Documents in the Cunevo village archives refer to an April 1769 meeting held in the nearby village of Terres for the purpose of discussing and settling civic matters between the two villages. Among the 21 heads of families from Cunevo attending this meeting was Baptista Iob – sicher and a Josephi (Giuseppe) Iob – sicher.
The archives also contain records of an April 1773 meeting held in Cunevo to discuss the admittance to Cunevo of a Terres villager. Attending this meeting was Gio’ Batta Iob – sicher, who was referred to as a “regolani“. In 18th century Trentino, the Regola, a system of laws and regulations was in effect. Each community had it own “Carta di Regola” containing the laws applicable to the specific village. It provided that officials (“regolani”) were elected by the townspeople and were responsible for administraton of village affairs.
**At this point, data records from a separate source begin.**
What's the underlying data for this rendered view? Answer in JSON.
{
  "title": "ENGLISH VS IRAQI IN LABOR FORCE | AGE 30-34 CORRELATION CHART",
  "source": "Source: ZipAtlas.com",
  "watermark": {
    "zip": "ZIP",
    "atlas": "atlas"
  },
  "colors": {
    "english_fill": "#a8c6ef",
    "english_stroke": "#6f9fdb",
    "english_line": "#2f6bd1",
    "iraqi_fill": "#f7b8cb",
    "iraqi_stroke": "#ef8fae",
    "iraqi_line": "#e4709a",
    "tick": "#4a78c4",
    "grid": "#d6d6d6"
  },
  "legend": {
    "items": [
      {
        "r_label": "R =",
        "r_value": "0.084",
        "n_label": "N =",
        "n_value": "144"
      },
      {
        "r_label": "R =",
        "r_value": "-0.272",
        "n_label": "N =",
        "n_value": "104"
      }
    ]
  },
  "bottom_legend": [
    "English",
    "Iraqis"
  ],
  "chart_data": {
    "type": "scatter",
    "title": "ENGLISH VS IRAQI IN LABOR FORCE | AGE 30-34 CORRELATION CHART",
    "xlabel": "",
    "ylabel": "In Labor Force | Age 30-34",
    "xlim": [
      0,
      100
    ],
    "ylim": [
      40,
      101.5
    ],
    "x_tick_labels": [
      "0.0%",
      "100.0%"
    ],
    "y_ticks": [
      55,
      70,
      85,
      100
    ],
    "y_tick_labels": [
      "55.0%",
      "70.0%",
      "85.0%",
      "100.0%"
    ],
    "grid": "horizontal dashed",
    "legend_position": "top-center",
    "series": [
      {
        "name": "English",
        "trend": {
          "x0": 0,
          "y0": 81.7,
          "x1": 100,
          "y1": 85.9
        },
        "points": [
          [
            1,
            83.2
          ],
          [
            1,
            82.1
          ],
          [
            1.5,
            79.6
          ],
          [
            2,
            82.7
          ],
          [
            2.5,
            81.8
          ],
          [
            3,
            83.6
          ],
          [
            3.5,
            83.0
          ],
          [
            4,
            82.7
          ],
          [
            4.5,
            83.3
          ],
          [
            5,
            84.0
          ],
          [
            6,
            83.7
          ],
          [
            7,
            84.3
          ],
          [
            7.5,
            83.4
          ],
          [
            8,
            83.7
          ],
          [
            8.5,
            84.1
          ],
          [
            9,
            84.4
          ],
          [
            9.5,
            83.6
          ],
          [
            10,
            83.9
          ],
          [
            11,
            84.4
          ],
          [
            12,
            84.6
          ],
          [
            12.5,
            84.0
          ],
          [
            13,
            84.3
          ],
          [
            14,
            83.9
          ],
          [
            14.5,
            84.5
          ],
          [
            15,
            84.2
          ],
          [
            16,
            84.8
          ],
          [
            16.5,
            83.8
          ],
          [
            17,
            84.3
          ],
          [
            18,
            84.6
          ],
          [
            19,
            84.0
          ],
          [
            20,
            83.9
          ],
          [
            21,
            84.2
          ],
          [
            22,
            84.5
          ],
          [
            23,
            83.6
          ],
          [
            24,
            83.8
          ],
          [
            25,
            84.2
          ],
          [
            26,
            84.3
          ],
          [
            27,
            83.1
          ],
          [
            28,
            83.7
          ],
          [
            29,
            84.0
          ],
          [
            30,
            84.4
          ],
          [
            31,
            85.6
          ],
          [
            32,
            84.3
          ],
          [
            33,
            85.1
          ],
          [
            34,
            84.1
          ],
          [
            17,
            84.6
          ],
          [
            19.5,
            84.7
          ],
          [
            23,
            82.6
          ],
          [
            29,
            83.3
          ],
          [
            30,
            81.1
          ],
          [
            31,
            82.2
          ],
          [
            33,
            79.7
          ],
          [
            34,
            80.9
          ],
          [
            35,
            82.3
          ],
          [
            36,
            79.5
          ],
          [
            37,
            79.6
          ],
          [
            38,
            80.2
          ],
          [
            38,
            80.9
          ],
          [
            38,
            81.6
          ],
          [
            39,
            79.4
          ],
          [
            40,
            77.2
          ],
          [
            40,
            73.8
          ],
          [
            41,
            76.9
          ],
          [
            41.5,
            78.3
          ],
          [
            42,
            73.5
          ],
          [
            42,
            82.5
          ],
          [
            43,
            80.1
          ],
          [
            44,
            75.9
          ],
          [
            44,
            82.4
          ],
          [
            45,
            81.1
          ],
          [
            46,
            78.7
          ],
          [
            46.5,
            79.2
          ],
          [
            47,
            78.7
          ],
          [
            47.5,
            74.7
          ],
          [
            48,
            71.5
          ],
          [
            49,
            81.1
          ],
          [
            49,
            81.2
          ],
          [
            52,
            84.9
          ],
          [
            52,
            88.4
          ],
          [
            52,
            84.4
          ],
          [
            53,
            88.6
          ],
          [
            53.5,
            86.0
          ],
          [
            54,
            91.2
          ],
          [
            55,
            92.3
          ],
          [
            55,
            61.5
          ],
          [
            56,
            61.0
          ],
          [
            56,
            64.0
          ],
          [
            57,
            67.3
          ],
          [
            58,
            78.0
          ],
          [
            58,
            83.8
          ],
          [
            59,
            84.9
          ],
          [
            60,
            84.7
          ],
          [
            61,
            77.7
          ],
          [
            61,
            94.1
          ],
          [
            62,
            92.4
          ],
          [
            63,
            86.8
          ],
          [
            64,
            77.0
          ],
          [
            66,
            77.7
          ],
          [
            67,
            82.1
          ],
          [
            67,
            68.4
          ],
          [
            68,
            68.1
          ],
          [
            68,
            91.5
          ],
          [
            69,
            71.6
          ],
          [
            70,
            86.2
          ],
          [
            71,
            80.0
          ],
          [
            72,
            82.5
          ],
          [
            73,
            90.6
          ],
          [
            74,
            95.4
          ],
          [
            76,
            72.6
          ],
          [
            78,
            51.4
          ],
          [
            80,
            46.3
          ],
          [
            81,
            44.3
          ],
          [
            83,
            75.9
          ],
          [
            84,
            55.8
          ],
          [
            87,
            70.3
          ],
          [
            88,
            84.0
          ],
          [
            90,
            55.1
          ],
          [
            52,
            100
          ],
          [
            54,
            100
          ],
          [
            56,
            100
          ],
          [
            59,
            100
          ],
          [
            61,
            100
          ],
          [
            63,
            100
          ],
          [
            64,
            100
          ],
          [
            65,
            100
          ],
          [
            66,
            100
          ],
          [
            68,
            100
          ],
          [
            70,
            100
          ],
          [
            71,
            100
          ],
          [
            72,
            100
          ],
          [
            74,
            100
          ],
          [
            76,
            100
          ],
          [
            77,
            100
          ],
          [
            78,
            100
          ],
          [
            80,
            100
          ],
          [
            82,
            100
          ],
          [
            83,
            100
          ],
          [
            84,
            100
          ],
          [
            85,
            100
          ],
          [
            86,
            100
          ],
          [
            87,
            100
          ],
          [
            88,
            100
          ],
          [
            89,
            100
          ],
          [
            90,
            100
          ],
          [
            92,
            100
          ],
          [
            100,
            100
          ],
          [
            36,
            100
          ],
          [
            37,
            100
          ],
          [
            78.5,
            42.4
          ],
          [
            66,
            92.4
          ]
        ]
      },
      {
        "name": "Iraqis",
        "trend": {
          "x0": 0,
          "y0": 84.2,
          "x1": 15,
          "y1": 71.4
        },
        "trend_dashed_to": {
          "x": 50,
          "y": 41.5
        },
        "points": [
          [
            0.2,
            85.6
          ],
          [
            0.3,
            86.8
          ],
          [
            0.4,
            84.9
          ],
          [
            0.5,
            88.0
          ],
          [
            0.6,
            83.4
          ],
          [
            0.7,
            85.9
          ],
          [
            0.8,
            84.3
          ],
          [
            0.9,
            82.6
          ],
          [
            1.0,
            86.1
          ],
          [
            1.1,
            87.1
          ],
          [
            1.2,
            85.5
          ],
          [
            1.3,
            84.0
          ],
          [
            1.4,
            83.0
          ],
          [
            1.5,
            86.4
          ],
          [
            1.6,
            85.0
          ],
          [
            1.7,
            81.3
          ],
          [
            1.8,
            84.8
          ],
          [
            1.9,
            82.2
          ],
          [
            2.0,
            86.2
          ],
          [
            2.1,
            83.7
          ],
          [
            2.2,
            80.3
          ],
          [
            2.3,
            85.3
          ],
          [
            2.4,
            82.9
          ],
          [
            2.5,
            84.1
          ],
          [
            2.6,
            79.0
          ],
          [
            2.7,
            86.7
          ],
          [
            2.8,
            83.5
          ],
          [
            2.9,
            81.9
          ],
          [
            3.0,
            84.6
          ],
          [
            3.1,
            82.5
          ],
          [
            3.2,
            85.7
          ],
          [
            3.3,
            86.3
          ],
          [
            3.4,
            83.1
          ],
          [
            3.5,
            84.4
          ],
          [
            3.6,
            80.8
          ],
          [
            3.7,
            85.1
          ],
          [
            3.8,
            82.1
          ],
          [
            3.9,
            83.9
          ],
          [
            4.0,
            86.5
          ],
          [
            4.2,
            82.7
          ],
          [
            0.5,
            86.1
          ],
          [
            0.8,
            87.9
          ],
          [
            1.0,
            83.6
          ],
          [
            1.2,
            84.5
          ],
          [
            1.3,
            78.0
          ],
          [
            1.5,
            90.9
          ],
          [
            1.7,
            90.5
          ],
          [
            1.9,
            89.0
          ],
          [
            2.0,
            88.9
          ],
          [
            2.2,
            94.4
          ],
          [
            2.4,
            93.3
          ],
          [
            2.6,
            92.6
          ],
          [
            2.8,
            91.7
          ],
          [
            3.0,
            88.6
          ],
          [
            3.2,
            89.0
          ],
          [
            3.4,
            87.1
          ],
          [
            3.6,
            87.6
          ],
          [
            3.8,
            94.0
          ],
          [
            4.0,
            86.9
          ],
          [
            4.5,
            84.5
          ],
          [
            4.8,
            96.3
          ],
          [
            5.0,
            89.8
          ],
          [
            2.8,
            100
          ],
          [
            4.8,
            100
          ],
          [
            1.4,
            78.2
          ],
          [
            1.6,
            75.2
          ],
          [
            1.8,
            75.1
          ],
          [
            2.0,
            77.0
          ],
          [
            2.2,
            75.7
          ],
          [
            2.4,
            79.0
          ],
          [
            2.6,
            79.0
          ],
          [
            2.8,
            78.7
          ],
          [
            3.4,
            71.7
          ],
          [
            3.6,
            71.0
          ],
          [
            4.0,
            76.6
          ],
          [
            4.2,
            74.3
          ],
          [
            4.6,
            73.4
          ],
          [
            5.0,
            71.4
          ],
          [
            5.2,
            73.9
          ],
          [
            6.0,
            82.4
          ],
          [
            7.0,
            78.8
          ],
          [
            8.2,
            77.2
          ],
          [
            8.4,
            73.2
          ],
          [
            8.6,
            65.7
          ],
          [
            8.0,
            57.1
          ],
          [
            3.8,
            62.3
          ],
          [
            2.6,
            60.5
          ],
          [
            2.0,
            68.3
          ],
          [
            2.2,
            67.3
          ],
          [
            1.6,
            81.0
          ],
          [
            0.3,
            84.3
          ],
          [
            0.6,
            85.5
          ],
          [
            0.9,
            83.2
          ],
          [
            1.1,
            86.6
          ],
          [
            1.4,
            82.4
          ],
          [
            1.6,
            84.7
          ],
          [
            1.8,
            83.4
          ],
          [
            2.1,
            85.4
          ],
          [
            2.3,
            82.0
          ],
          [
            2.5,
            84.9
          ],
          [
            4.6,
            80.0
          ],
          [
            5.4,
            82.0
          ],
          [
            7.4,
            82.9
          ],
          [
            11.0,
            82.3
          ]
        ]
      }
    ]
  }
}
Gio’ Batta Iob married Teresa Vilot (a not uncommon surname during that time, but not often found today). Of their four children, a daughter married Francesco Iob – perotel, and another daughter married Gio’ Batta Iob – bottes. Here we see the importance of using “sopranome” to distinguish between the different Iob clans.
A 1793 Cunevo tax census showed that Gio’ Batta Iob – sicher owned 19 different pieces of property, including house #16. A portion of the census document is shown below. At that time, rather than street addresses, houses were given numbers (I am guessing that the numbers were based on the sequence in which they were built, importance, location, or some other factor). The early houses were very modest structures made of stone and wood, with most having two levels. Outside stairs were used to reach the second level. In the winter, the kitchen served as the focal point of family activities due to the warmth generated by the cooking fires. The living conditions were very rustic, and often three generations of a family lived together.
During this period, Trentino (including Cunevo) came under the control of the French Republic. In September 1796, the French army, under the command of Napolean Bonaparte, enter the city of Trento. His goal was to defeat the Austrian army and eventually link up with French forces in Germany. The Austrian military authorities ordered the formation of companies of volunteers for the purpose of defending Trentino. The villages of Cunevo, Flavon, and Terres were asked to form a 34-man company. However, even with the offer of compensation, no one volunteered.
Faced with opposition from local defense forces, Napolean left Trento in November, but returned in January 1797. Intervention by Austrian forces ousted the French in 1799. In 1803, Trentino was returned to the control of the Austrians, who in 1805 abolished the “regole” used by the towns for administrative control. It is unknown if Gio’ Batta Iob sicher was still a regolano at that time.
In 1805 Trentino was annexed to the Kingdom of Baveria. With the signing of the Treaty of Paris in 1810, Trentino was aggregated with the Kingdom of Italy, until 1816, when it was returned to the control of the Austrian Empire. Gio’ Batta Iob died of fever in Cunevo in March 1814. Thus, for the last 18 years of his life, Gio’ Batta was a subject first of Austria, then of the Kingdom of Bavaria, and lastly of the Kingdom of Italy. His wife Teresa Vilot (my 5th great-grandmother) died of a stroke in July 1822, and thus died a subject of Austria.